PIX Firewall Backup

Note: The information on this page is dated. I wrote this script in 2005 and since I no longer have a PIX in my possession, it may or may not work and the statements below are based on my knowledge of the PIX at that time. If someone wants to send me a PIX or give me access to one online I could rev the script. Until that time it’s as-is and I wish you all the luck.

The Cisco PIX® firewall is rather common in today’s information security market. Unfortunately there are very few methods to maintain automatic backups of the firewall configuration. This is hampered as well by the fact that PIX has limited support for SSH and no other secure method for maintaining its configuration. (Unless you want to turn to an IPsec tunnel or buy additional product.) This is what prompted the work contained herein. This script will backup multiple PIX firewalls, storing their configurations compressed in seperate directories based on the firewall name.

Basically what follows is a script that wraps around a custom copy of the OpenSSH ssh client. The reasons for this strange setup is as follows:

  1. PIX currently only supports SSH v1.0
    Update: As of the new version, 7.0 PIX now supports SSH v2.0. If you’re using v7.0 and would be willing to test a copy using PHP with SSH v2 bindings (instead of the patched OpenSSH), let me know. I don’t have a v7.0 PIX running at this time to test with myself.
  2. When in a failover state, the firewalls have a tendancy to change their host keys.
  3. The PIX only supports password authentication via SSH which can’t be wrapped in a script.

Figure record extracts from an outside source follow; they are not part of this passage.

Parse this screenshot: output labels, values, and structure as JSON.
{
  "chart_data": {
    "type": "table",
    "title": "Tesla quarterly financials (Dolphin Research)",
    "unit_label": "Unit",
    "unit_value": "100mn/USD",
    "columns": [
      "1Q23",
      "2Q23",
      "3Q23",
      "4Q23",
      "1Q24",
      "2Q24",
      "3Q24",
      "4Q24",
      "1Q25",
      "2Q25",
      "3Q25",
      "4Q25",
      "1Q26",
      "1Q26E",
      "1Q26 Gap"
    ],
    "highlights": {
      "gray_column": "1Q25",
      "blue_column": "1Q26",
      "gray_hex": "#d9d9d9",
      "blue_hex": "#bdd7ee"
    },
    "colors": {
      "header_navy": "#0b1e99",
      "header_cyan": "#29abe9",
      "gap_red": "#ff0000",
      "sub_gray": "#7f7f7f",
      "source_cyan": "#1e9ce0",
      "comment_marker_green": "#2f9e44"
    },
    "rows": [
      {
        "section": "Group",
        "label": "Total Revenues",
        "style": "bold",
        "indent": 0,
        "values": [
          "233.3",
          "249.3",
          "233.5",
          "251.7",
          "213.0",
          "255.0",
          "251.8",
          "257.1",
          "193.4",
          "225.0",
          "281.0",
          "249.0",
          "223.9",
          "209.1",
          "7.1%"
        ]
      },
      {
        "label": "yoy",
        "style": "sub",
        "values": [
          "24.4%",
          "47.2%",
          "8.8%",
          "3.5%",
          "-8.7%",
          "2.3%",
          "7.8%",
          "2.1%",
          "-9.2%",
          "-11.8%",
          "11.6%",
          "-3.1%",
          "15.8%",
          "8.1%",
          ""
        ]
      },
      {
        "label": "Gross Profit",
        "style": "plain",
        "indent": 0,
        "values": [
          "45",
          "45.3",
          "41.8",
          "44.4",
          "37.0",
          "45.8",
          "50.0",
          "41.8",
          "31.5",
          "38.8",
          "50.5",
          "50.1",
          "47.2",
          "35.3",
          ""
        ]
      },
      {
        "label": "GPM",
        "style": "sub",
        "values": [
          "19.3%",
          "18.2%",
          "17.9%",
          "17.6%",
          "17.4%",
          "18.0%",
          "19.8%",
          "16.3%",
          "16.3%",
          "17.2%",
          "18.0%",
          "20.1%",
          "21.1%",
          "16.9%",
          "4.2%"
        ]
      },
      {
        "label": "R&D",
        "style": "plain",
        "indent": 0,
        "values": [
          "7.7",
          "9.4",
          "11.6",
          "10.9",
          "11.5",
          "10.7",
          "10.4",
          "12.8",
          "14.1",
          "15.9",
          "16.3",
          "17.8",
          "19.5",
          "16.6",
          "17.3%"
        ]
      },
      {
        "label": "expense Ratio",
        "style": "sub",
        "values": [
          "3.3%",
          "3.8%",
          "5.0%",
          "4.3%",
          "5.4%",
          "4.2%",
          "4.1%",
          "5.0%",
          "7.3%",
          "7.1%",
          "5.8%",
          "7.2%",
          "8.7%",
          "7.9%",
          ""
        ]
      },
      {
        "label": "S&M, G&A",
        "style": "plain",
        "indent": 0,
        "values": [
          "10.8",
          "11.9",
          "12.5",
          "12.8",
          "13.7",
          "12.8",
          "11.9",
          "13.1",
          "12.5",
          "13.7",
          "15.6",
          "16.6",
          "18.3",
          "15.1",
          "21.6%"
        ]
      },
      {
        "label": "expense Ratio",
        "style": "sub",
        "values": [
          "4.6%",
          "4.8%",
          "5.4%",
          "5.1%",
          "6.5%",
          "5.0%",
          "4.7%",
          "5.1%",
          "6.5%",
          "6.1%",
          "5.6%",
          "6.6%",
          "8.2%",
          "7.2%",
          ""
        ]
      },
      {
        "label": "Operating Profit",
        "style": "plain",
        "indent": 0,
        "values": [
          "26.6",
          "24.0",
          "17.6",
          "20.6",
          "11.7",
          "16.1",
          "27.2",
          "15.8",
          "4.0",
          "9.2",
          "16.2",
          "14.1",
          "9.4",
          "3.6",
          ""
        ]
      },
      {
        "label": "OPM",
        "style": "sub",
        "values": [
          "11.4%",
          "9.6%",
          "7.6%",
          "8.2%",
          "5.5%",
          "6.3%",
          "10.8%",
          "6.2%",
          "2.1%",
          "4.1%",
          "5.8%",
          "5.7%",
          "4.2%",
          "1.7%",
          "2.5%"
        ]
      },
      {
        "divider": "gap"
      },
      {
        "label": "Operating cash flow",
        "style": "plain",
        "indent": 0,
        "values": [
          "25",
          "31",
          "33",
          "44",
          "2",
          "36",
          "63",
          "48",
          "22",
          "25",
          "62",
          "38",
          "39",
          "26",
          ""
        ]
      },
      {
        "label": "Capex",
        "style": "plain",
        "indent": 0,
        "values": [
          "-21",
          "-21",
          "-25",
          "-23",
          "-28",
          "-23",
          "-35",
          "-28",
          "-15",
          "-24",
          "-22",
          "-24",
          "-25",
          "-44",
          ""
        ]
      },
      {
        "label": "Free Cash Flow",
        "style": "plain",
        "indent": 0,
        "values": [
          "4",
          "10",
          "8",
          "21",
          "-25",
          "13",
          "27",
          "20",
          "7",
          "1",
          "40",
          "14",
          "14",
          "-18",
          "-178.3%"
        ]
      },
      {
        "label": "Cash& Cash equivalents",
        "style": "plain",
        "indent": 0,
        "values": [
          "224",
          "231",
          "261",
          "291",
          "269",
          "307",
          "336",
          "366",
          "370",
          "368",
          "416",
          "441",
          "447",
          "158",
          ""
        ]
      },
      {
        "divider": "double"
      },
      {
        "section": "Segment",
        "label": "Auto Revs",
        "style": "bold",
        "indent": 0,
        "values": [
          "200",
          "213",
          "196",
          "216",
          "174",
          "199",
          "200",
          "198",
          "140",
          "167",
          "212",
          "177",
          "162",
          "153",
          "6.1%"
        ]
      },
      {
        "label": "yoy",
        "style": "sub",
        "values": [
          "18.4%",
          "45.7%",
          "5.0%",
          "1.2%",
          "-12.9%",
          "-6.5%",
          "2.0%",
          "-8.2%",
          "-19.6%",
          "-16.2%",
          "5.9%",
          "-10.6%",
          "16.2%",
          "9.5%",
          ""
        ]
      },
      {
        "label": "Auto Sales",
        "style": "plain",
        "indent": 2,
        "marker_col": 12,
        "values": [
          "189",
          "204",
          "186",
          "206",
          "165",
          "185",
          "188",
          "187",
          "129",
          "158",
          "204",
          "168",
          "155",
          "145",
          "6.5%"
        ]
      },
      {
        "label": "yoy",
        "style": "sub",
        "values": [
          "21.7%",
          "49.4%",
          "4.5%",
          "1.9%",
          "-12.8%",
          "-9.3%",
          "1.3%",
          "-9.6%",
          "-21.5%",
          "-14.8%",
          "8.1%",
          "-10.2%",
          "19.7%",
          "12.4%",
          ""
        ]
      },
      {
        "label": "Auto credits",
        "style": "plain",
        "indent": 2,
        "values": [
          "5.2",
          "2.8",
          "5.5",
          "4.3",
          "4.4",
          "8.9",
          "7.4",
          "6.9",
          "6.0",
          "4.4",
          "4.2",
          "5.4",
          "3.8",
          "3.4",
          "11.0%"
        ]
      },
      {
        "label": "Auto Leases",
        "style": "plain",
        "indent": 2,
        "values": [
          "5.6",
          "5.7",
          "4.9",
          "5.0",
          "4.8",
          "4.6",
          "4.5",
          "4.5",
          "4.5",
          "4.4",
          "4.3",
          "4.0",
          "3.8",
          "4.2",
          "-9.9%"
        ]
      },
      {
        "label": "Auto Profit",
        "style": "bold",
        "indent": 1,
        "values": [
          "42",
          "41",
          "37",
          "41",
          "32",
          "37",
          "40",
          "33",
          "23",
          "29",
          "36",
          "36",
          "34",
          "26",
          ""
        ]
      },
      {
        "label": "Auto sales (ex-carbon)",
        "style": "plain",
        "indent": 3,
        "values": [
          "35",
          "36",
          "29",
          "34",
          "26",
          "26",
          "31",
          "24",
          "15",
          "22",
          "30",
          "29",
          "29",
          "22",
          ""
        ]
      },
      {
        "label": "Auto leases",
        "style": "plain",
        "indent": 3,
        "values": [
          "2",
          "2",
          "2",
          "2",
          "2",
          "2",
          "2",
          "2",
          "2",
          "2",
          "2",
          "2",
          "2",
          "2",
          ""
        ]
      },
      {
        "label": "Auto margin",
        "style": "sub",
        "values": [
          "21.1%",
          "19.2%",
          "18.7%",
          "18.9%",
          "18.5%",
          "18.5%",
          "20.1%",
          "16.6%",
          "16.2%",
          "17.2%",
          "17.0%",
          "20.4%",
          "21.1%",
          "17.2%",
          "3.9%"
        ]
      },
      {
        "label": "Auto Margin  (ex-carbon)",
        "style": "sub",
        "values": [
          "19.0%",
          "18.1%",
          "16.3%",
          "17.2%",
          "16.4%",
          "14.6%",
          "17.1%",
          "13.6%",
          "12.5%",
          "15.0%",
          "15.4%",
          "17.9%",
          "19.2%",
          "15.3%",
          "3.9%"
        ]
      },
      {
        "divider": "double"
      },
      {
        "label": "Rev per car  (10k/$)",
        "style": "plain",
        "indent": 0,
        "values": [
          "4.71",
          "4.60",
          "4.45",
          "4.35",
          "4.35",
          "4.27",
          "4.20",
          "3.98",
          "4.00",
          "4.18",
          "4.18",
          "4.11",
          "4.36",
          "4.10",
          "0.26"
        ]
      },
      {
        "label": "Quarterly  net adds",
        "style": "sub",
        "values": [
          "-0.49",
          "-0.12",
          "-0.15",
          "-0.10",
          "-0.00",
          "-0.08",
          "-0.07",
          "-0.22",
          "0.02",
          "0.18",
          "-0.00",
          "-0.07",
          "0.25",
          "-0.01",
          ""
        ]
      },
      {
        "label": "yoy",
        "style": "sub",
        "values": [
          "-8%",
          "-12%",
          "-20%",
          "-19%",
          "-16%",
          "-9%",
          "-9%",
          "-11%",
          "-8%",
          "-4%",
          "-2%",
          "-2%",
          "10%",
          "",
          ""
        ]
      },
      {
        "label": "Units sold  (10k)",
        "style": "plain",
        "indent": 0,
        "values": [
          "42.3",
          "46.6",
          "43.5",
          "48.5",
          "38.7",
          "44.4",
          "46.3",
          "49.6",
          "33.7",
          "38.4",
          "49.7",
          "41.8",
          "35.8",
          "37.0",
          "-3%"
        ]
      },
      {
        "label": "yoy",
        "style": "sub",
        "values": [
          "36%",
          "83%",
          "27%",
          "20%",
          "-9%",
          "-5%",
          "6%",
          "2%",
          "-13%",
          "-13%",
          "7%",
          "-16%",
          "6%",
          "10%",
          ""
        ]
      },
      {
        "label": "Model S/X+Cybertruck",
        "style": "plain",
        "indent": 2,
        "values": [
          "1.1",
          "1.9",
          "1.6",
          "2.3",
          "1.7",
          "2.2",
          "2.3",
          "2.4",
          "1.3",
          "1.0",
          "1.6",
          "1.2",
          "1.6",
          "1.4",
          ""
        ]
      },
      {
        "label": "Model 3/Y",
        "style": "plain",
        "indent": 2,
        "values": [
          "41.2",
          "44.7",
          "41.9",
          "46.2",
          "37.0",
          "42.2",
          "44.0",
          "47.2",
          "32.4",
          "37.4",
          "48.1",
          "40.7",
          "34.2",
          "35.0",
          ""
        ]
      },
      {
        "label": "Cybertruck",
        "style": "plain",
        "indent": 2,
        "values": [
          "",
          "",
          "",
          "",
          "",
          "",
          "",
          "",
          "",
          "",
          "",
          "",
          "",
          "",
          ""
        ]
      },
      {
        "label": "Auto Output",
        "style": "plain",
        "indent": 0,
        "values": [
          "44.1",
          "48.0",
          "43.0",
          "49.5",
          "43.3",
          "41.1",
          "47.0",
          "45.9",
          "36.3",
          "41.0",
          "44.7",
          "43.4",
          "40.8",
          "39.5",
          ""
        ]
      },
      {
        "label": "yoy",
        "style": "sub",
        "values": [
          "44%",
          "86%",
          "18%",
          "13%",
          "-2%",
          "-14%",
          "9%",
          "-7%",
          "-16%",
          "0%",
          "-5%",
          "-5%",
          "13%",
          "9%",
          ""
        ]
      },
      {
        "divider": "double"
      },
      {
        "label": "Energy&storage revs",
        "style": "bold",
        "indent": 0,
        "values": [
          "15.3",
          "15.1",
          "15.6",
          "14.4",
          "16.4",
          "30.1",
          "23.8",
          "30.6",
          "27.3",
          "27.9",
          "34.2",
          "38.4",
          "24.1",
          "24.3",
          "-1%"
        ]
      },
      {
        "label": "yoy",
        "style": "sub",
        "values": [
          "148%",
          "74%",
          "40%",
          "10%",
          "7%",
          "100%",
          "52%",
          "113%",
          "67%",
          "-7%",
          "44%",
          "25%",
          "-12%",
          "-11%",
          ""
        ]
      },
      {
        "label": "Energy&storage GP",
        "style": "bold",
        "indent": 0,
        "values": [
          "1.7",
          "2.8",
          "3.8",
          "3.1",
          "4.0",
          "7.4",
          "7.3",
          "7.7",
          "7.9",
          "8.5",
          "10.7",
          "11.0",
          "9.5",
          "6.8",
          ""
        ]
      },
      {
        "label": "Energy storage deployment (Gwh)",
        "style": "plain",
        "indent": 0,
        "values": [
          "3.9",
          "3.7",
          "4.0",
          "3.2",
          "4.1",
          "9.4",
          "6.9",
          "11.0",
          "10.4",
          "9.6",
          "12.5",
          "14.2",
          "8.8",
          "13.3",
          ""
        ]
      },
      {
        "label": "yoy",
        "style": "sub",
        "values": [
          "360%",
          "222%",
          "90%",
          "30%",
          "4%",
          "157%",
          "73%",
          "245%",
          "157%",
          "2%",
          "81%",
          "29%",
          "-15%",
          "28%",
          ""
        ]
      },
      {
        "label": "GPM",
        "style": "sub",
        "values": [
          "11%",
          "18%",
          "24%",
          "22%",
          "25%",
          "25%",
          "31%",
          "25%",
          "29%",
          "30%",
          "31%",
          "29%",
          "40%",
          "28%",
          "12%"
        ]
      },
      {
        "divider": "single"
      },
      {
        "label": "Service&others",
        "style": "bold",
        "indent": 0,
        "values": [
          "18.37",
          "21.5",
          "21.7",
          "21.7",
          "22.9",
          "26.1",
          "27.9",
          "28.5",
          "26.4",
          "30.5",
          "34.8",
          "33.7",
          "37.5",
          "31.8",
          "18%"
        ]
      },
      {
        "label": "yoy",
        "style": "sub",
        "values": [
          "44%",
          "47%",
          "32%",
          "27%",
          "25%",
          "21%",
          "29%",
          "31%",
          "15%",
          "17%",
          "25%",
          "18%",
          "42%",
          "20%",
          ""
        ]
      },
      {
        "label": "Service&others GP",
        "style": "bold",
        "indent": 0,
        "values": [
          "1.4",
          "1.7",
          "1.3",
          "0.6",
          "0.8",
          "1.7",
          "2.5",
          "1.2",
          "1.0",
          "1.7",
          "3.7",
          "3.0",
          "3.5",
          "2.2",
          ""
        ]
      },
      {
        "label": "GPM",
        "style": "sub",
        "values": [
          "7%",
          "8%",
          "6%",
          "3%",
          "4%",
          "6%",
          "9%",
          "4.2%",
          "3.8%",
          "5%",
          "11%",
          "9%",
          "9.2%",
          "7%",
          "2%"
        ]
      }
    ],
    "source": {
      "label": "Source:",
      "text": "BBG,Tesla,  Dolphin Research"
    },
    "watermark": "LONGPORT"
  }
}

Based upon these conditions, I built the attached script.

Note that this is not a drop-and-run application though I’ve lately thought of building one in C. You need to add two non-standard flags to your PHP installation (assuming it’s not on by default in your distribution or you compiled your PHP yourself) and you need to add a patched copy of OpenSSH under a new filename. The patch and all the instructions are included in the README.

Attention: I don’t give any warranty to the useability, applicability, quality or safety of using these functions. It’s all up to the person who finally sits down to make it work to … well, make it work. Best try it first with non-production resources when you test your own implementation. Basically, it works like a champ on my system but if you do something wrong, your mileage might vary.

Distribution

The old version is no longer available since the new version is substantially improved and now more easily packaged and distributed. This is version 1.5 of the PIX backup script along with all necessary instructions and configuration information.

What’s new?

  • The configuration is now stored in one file, /etc/pixbackup.conf (you can change the filename if you like of course.)
  • You can now set unique usernames/passwords/encryption settings for each firewall that is backed up.
  • The script now splits off a child process for each backup so one backup can’t delay or pause another. It also has checks built in should the transfer stall indefinitely. (SIGALRM.)